I hope Enoka was the busiest bloke in Tokyo last week. His job would have been harder after the All Blacks dispatched Ireland in fine style. Ireland had posed just as much threat as England before that game. Both used the "rushed defence", exploiting that deadly flaw in rugby's rules that makes it easier to advance without the ball.
After the Ireland game nobody was talking about the rushed defence. The All Blacks had worked out several plays to stop it, including the use of pods of three players, usually a loose and tight forward backing the ball carrier, to attack the line with quick turnovers until it was shredded.
They could be forgiven for thinking all they had to do against England was go out and do the same. But Jones had plans to unsettle them. He started with the haka, I think.
Enveloping the haka with a big V was brilliant. The All Blacks were visibly disconcerted. You could see their eyes flicking to the side, unable to stare down their opponents as usual. Rather than presenting a fearsome challenge, the haka resembled desperate warriors facing an ambush.

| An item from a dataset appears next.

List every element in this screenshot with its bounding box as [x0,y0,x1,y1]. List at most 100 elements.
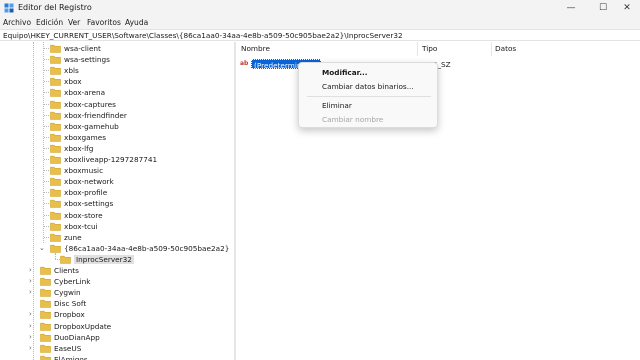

And for the English the V has a national resonance, recalling Churchill. All these things probably count psychologically.
More important though, England had no intention of playing as Ireland did. They wanted the ball, if only to stop the All Blacks playing with it. And they went about winning lineouts and turnovers, playing with power and pace we did not think they could sustain.
I fervently hope they play the same way in the final tomorrow. This has been a magnificent World Cup for rugby. Millions of Japanese would have seen the game for the first time as they got caught up in the excitement created by the way their team played, the New Zealand way.
Those people probably think rugby is always played like that. If we keep Steve Hansen's legacy alive, it will be.